A depressão Marta, que vai atingir esta madrugada Portugal Continental, “deverá ser mais severa que a Leonardo”, mas será “mais circunscrita”, afetando sobretudo as regiões de Leiria, Lisboa, Setúbal e Algarve.
Os efeitos desta nova tempestade vão começar a sentir-se a partir das 06:00 deste sábado, hora em que estão previstos períodos de chuva intensa e vento forte em vários pontos do país, sobretudo em Leiria, Lisboa, Santarém, Setúbal e Beja, com rajadas que podem atingir 100 quilómetros por hora e 120 nas zonas mais montanhosas.
Segundo o climatologista Mário Marques, a região do Algarve será sobretudo afetada por ventos fortes, “durante todo o dia, não é só quatro ou cinco horas”, como se espera que aconteça nos distritos de Leiria, Lisboa, Setúbal e Beja, por exemplo.
Apesar de considerar que os valores das rajadas de vento já são “preocupantes”, o climatologista Carlos da Câmara acredita que esta tempestade “não será mais forte do que se supunha”. “O que acontece é que agora, com menos de 24 horas de antecedência, temos uma ideia mais fidedigna do que pode vir aí e das regiões que pode afetar”, sublinha.
A previsão de precipitação intensa preocupa sobretudo pelas zonas que serão afetadas, nomeadamente nas bacias dos rios Tejo, Sado e Mondego, onde os solos já estão muito saturados das chuvas acumuladas dos últimos dias. “As terras estão alagadas, as estruturas estão stressadas.
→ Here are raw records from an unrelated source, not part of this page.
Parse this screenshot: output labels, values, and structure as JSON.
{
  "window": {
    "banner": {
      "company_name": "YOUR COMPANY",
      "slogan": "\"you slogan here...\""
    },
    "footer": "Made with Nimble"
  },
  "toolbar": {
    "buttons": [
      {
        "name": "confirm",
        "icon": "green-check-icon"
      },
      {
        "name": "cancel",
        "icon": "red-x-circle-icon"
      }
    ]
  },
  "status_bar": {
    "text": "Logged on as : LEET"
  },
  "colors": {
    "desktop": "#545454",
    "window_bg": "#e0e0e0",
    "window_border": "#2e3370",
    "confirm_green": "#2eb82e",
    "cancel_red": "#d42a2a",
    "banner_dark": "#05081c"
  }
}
Portanto, a probabilidade de nós termos sarilhos aumenta”, adverte Carlos da Câmara.
A este propósito, a ministra do Ambiente e da Energia, Maria da Graça Carvalho, assegurou que tudo está a ser feito para que o impacto da depressão Marta seja o menor possível, mas admitiu que pode ser necessário evacuar mais locais, além das já efetuadas em Alcácer do Sal, Ourém, Santarém, entre outros.
Para esta sexta-feira e sábado há um elevado risco de inundações nos rios Vouga, Águeda, Mondego, Tejo, Sorraia e Sado.
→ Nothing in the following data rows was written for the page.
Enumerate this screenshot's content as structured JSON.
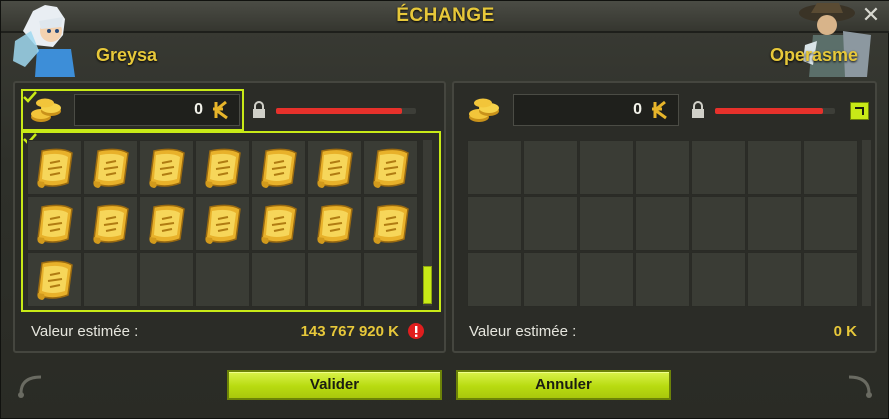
{
  "window": {
    "title": "ÉCHANGE",
    "close_label": "✕"
  },
  "left": {
    "player_name": "Greysa",
    "kamas": "0",
    "lock_progress": 0.9,
    "items": [
      {
        "icon": "scroll-icon"
      },
      {
        "icon": "scroll-icon"
      },
      {
        "icon": "scroll-icon"
      },
      {
        "icon": "scroll-icon"
      },
      {
        "icon": "scroll-icon"
      },
      {
        "icon": "scroll-icon"
      },
      {
        "icon": "scroll-icon"
      },
      {
        "icon": "scroll-icon"
      },
      {
        "icon": "scroll-icon"
      },
      {
        "icon": "scroll-icon"
      },
      {
        "icon": "scroll-icon"
      },
      {
        "icon": "scroll-icon"
      },
      {
        "icon": "scroll-icon"
      },
      {
        "icon": "scroll-icon"
      },
      {
        "icon": "scroll-icon"
      }
    ],
    "value_label": "Valeur estimée :",
    "value_amount": "143 767 920 K"
  },
  "right": {
    "player_name": "Operasme",
    "kamas": "0",
    "lock_progress": 0.9,
    "items": [],
    "value_label": "Valeur estimée :",
    "value_amount": "0 K"
  },
  "buttons": {
    "validate": "Valider",
    "cancel": "Annuler"
  },
  "colors": {
    "accent": "#c8ea17",
    "gold": "#e7c83a",
    "warning": "#e01e1e",
    "bar": "#e7312b"
  }
}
Com risco de inundações (não elevado) estão também os rios Lima, Cávado, Ave, Douro, Tâmega, Lis e Guadiana.
“Não é caso para pânico, mas é caso para muito cuidado”, sublinha o climatologista Carlos da Câmara, aconselhando a população a evitar deslocações desnecessárias e a ter cuidado com as estradas. “Não sair por razões lúdicas, só por necessidade, ter uma condição defensiva, não estacionar por baixo de árvores, não estacionar ao pé de muros”, recomenda.